Cercados por plantações de soja, tabaco e milho, os indígenas tentam cultivar seus alimentos e conquistar alguma segurança jurídica para permanecerem no local sem ameaças. “A maioria dos brancos falam que estamos invadindo a área, mas não estamos, somos moradores antigos dessa região”, diz o líder da comunidade Oscar Benites Lopes, 59 anos.
“A gente pensava: como é que a gente podia sobreviver? Onde era a nossa pesca, a nossa casa de reza, onde moravam os nossos parentes, então nos unimos para pensar o que poderíamos fazer e decidimos que seria melhor voltarmos para onde morávamos”, complementa.
Apesar do espaço pequeno, que sofre com o alto uso de agrotóxicos nas lavouras do entorno, são produzidas na aldeia hortaliças como repolho e cebola, além de milho e mandioca divididas em cerca de quatro roças, como mostrou Oscar.

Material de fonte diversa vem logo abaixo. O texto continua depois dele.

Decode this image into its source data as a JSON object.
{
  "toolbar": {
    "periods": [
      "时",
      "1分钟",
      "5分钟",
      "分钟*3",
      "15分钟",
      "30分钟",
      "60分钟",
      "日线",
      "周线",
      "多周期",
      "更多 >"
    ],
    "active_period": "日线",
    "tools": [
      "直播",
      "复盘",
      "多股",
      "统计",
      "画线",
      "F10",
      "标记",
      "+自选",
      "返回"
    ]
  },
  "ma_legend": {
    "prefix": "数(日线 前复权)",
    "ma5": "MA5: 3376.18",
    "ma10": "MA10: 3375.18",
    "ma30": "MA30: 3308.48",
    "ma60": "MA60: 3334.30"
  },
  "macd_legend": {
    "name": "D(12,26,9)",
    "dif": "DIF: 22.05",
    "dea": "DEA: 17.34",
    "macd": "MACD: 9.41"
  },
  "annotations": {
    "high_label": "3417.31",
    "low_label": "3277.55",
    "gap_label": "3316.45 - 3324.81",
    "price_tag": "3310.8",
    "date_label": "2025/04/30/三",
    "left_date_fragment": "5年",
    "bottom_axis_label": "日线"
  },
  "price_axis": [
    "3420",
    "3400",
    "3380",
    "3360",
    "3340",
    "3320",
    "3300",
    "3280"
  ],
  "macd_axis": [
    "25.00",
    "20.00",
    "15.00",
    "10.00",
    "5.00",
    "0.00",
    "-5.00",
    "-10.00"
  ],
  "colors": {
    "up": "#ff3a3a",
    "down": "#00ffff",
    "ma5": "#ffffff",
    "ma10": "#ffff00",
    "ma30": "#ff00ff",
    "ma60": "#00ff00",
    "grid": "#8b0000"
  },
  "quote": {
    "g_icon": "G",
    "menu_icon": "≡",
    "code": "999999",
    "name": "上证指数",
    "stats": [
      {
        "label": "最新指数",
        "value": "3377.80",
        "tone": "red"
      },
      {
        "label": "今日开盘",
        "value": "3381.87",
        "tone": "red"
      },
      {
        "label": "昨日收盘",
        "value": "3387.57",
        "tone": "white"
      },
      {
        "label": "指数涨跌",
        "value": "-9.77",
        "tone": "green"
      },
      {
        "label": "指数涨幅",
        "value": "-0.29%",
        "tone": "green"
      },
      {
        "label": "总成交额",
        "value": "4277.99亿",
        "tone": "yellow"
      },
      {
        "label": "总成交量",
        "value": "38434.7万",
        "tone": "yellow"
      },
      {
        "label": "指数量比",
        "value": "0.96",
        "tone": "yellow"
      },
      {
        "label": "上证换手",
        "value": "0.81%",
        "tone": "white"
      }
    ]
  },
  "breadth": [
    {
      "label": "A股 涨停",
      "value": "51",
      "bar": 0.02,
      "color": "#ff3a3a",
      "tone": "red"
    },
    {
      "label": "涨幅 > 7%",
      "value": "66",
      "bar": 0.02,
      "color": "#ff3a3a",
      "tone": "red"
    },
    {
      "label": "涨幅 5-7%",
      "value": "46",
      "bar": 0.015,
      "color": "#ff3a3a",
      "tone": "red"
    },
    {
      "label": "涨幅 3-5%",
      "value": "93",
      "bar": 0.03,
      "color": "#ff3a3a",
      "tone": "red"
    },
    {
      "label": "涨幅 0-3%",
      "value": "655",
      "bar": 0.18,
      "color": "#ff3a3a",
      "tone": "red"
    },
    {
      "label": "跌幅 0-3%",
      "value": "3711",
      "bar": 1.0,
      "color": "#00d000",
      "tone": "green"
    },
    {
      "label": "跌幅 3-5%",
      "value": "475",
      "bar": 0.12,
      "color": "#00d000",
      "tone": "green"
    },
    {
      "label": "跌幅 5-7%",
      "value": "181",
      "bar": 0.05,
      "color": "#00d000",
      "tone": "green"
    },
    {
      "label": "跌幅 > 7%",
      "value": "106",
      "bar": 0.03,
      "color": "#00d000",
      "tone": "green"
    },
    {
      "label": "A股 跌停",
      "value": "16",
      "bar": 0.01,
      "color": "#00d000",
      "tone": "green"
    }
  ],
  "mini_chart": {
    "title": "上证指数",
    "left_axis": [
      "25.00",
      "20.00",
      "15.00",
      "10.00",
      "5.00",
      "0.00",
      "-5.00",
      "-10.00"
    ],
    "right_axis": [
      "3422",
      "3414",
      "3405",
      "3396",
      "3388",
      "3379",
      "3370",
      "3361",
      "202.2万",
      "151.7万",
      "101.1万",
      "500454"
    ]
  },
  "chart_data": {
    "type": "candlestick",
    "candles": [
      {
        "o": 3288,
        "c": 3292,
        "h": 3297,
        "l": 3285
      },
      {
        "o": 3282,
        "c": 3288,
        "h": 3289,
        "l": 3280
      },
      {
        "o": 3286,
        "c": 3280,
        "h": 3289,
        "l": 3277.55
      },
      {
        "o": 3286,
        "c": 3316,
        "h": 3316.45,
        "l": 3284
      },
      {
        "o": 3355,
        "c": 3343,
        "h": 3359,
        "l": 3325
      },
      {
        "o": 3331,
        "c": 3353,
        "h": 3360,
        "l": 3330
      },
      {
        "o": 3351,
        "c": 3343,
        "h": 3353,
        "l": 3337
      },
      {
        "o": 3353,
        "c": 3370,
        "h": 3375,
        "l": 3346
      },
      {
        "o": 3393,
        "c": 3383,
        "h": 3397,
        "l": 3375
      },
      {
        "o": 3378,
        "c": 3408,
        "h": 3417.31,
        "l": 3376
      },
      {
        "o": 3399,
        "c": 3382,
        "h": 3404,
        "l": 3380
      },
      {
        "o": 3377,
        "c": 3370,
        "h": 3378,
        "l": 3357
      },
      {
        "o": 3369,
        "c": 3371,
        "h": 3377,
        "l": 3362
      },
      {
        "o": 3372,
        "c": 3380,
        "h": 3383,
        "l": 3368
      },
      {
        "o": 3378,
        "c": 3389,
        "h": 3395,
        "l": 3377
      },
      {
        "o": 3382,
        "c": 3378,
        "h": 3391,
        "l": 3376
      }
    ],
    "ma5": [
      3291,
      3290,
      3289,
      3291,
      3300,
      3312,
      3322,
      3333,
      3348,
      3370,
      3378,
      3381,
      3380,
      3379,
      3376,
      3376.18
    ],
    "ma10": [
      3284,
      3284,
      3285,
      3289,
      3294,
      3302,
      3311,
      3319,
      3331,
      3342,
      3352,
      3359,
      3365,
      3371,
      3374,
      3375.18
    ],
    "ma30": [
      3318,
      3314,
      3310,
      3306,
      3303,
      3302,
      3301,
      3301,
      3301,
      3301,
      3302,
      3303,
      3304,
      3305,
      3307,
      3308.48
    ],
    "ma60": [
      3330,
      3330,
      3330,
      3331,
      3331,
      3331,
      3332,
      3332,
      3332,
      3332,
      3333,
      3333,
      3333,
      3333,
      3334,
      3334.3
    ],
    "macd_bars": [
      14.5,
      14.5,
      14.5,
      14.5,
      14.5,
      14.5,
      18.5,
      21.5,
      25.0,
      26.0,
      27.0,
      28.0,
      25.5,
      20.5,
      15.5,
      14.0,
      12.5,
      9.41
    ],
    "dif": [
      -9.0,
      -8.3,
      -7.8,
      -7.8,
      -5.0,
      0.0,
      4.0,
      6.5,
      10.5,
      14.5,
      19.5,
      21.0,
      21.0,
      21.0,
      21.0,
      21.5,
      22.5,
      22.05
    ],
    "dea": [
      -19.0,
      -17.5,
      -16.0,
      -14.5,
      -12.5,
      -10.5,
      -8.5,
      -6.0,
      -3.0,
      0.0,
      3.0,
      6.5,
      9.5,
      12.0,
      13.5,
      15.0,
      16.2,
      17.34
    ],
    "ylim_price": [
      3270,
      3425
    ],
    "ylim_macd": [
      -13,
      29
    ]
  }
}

“Tentamos continuar plantando para não perder a semente. Não estamos pensando em dinheiro, a gente quer manter nossa vida, aumentar a floresta, para conseguirmos mais remédios naturais, queremos plantar mais e reflorestar, mas o branco o empresário derruba aqui pelo dinheiro, por isso que sempre que aparecem pessoas das organizações, a gente pede mais árvores, plantas medicinais e frutas, isso é vida para nós”, diz ele.
Localizada no município de Santa Helena, a tekoha Tape Jere Guarani abriga atualmente cerca de 10 famílias com 27 pessoas e o território foi retomado há cinco anos. “Resolvemos fazer uma retomada, estamos lutando pela demarcação até hoje”, diz Lino Cesar Conomi Pereira, 46, presidente da Comissão Tape Rendy Avaete. O local, segundo ele, conta com dois mil metros quadrados de plantio.
“Aqui a gente não consegue produzir muita coisa porque estamos na reserva da Itaipu, mas temos a mandioca e a batata doce, sem desmatar. Estamos lutando para ter espaço para plantar. É difícil até para recebermos sementes”, conta enquanto caminhamos pela aldeia.
Diante disso, é preciso que o governo federal e estadual apoie os indígenas, aponta Erison que também presta suporte técnico às retomadas. “Os governos teriam que ter políticas voltadas para o fortalecimento da produção agrícola orgânica nas comunidades, facilitando o acesso de aquisição de maquinário e de sementes, para a melhoria da produção visando o sustento das famílias. Além disso, é preciso demarcar as áreas.”
Procurada, a Funai não se manifestou sobre as ações voltadas ao fortalecimento da alimentação dos indígenas e nem sobre uma possível regularização dos territórios ocupados.
A busca por uma maior produção na terra também fez com que 38 famílias saíssem da tekoha Oco’y e retornassem à tekoha Aty Mirim em fevereiro de 2015. Hoje a aldeia, que fica em Itaipulândia, conta com 63 famílias e está localizada em uma área preservada do Governo do Estado cedido, desde 2008, ao Instituto Agronômico do Paraná (Iapar).
“Não queremos perder a cultura nossa e daí a gente se organizou e fez uma retomada. A terra significa tudo pra gente, sobre a nossa organização política, nossa cultura, nossa sobrevivência”, relata a liderança da aldeia Natalino Almeida Peres, 44 anos.
A área de plantio da aldeia tem cerca de sete alqueires, diz ele. “Estamos tentando manter cada um tem seu pedacinho, com mandioca, milho, feijão, amendoim, batata-doce e os pequenos animais, como porco, galinhas e patos.” Ainda assim, a complementação alimentar é necessária, feita atualmente com a doação de 43 cestas básicas mensais da prefeitura e compras em supermercados.
A produção de alimentos se dá pela qualidade e claro, pela tradição, conclui Natalino. “Produzir um alimento sem agrotóxico é o melhor que a gente tem, então estamos trabalhando juntos. A produção de alimentos surgiu da população indígena, a nossa população já nasce com o conhecimento de produção de alimento saudável de geração em geração.”